Мальчик искренне не понимает, как это – не бояться. Он читает, как раз в те дни получив Солженицына, что еще в начале двадцатых годов – и у власти, заметим, не Иосиф Виссарионович, а Владимир Ильич – в знаменитом СЛОНе (Соловецкий лагерь особого назначения) политического заключенного привязывали к бревну, спихивали с горы – дробились кости, из человека вытекали раздавленные жидкие внутренности. Или там же – человека привязывали к оглоблям и пускали лошадь по вырубке, откуда торчали пни, в яму сбрасывали потом кровавый шмат мяса. А чуть позже, уже в тридцатые годы, ставили в каменные пеналы на несколько суток, вбивали гвозди в уши, выкалывали глаза. Да просто били ногами – человек ворочался на полу, как раздавленное насекомое… И это пламенные революционеры, социалисты, верные ленинцы, большевики, несгибаемые борцы за счастье трудового народа. Романтические «пыльные шлемы» сюда явно не вписывались… Воистину все было не так… Правда, ныне это вроде бы уже отошло. Но кто знает? У каждой эпохи – свои тайные заморочки. Какие-то невнятные слухи докатывались и сейчас. Вроде бы тех, кто пытается выйти из строя, запихивают в психиатрические больницы. Говорили также, что горят мастерские «свободных художников»: одного нашли после пожара зарубленного топором. Солженицына к тому времени уже выслали из страны, академика Сахарова, напротив, сослали в Горький. А однажды вдруг выступил по телевизору некий тщательно приглаженный диссидент: опуская глаза к листку бумаги, не попавшему в кадр, каялся в ошибках и прегрешениях.
Мертвым страхом веяло от этого голоса.
Ося Зенковский тогда сказал:
– Ну – сломали его.
– Как сломали?
– А вот так, – и, сжав кулаки, переломил о колено невидимый прут.

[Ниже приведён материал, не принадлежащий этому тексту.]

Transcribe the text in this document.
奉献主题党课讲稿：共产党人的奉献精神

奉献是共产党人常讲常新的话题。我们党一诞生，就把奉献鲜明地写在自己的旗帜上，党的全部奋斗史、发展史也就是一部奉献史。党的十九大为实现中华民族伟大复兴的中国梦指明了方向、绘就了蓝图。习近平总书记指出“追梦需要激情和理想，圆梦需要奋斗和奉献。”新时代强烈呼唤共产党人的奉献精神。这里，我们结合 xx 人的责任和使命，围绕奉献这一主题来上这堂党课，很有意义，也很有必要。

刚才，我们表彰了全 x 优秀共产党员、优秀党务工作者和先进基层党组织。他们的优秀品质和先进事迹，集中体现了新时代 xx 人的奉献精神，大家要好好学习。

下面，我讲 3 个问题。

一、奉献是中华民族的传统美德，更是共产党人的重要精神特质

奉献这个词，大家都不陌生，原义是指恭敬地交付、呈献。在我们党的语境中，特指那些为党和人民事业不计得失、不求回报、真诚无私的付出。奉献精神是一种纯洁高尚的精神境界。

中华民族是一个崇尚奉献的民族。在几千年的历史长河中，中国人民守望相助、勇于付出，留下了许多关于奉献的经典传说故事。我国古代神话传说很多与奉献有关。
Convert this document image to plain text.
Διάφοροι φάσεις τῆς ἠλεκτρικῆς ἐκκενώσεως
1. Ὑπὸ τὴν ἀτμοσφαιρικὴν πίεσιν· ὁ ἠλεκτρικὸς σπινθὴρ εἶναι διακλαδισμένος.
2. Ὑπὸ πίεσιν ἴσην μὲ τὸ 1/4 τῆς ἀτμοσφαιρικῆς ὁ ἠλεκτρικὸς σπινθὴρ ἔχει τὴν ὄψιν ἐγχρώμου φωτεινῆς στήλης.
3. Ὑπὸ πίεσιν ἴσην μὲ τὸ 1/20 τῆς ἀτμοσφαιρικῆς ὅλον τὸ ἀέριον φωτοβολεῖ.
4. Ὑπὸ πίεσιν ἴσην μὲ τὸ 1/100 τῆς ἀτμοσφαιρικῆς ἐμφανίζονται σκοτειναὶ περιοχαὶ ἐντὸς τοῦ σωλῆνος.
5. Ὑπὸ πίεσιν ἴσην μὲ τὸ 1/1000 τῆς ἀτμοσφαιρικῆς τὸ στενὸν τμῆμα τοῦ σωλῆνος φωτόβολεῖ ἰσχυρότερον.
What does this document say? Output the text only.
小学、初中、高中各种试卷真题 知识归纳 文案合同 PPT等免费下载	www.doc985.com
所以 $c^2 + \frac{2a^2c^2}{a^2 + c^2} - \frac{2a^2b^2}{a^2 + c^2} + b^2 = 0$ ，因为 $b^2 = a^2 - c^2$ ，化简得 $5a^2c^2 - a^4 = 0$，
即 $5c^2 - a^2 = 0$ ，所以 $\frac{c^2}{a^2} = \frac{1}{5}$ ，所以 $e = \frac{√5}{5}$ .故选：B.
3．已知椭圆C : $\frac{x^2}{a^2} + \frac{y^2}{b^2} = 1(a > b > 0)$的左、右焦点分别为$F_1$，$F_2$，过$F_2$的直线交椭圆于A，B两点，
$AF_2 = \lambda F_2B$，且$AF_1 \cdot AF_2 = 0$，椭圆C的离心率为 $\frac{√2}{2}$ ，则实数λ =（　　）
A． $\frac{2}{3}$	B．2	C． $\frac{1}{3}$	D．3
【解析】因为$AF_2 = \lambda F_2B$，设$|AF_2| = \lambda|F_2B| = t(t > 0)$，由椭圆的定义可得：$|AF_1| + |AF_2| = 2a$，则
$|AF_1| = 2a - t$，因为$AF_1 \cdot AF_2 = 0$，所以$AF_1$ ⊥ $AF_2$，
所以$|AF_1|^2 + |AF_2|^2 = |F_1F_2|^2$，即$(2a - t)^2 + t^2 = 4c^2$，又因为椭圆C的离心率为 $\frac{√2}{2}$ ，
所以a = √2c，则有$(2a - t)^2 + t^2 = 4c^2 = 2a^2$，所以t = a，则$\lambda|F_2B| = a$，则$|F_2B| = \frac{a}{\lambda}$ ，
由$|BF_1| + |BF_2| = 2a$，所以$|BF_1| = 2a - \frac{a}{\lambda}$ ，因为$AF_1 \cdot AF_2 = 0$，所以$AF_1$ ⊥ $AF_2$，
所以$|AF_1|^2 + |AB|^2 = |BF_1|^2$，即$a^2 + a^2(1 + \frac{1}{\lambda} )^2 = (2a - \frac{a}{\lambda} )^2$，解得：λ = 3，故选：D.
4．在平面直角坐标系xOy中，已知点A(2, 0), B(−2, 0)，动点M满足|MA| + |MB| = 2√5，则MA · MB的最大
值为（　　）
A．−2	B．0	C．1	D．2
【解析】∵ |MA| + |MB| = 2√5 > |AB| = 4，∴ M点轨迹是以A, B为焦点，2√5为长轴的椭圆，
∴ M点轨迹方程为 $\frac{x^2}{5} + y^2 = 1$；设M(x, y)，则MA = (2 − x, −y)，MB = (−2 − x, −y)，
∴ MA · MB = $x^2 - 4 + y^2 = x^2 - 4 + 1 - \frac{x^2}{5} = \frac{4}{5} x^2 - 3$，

Кажется, даже послышался хруст.
Разумней, конечно, было бы не ходить ни в какой семинар. До пупырчатой кожи могла напугать одна лишь система по добыванию и чтению книг. Функционировала она следующим образом. Надо было, особенно не напирая, как бы между прочим обмолвиться Миллю, что именно ты хочешь прочесть. Евгений Францевич тоже как бы между прочим кивал, ничего не записывал, продолжал разговор, со стороны могло показаться, что вообще сразу же забывал. Однако через пару дней звонил некий Митя и предлагал встретиться. Привозил либо «посевовский» экземпляр, либо, в папке, машинописную копию на папиросной бумаге. Никаких компьютеров в те времена, разумеется, не было. «Эрика», механическая пишущая машинка, если лупить по клавишам изо всех сил, брала только пять копий, теневой бледный шрифт разобрать можно было с большим трудом. А вернуть книгу следовало через три дня. Митя строго предупреждал, чтобы не вздумал перепечатывать или кому-то давать. Образцы шрифтов, старик, у них есть. Так же строго напоминал, что к Евгению Францевичу это никакого отношения не имеет. Я вообще такую фамилию никогда не слыхал. В случае чего следовало отвечать чистую правду: позвонил некий Митя и предложил почитать за деньги. Действительно, брал за каждый экземпляр три рубля. Старик, а бумагу я на что покупаю? А ленту к машинке? А труд мой чего-то стоит? Попробуй перестучи, погорбаться восемьсот с лишним страниц!.. Ни своего телефона, ни тем более адреса не давал. Имя у него, вероятно, тоже было другое. Первый раз мальчик все три ночи не спал – ждал звонка в дверь, который по традиции должен был грянуть именно в ночной тишине. Все-таки за Авторханова или Солженицына срок наматывали немедленно. Потом как-то привык. Есть все-таки в человеке что-то сильнее страха.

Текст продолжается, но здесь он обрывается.